Local ring with principal maximal ideal and $\cap_{n>0}\mathfrak{m}^n=\{0\}$ is Noetherian?

Question

How can I show from scratch that, if $A$ is a local ring with maximal ideal $\mathfrak{m}$ so that $\mathfrak{m}$ is principal, and $\bigcap_{n>0}\mathfrak{m}^n = \{0\}$, then $A$ is necessarily Noetherian.

Answer 1

Let $\mathfrak{m} = mR$ for some $m \in R$.

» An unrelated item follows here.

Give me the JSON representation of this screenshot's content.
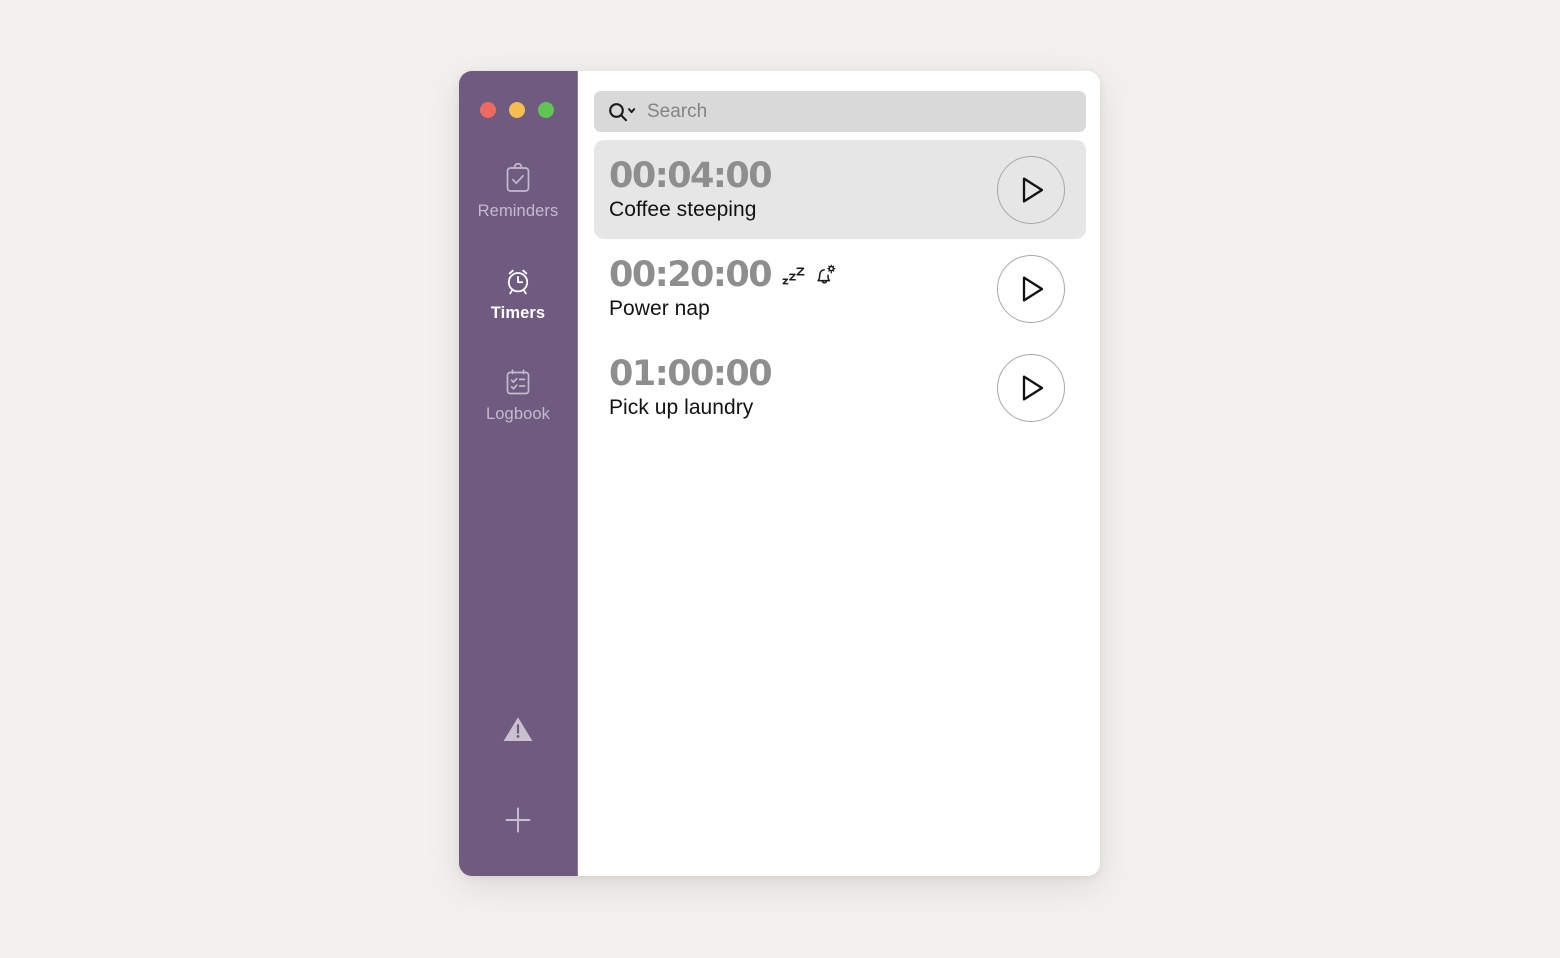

For any $r \in R$, confirm that $r$ can be uniquely represented as $um^n$ for some $n \in \mathbb{N}$ and $u \in R$ a unit. (What's the largest power of $m$ that divides $r$? It must be finite because $\bigcap_n m^nR = 0$. And if $m^n$ divides $r$ but $m^{n+1}$ doesn't, then $\frac{r}{m^{n}} \notin mR = \mathfrak{m}$ and is therefore a unit because $R$ is local).

Now since every subset of $\mathbb{N}$ attains a minimum, it immediately follows that every ideal of $R$ is in fact principally generated.

So more than being Noetherian, the ring in question is a Discrete Valuation Ring.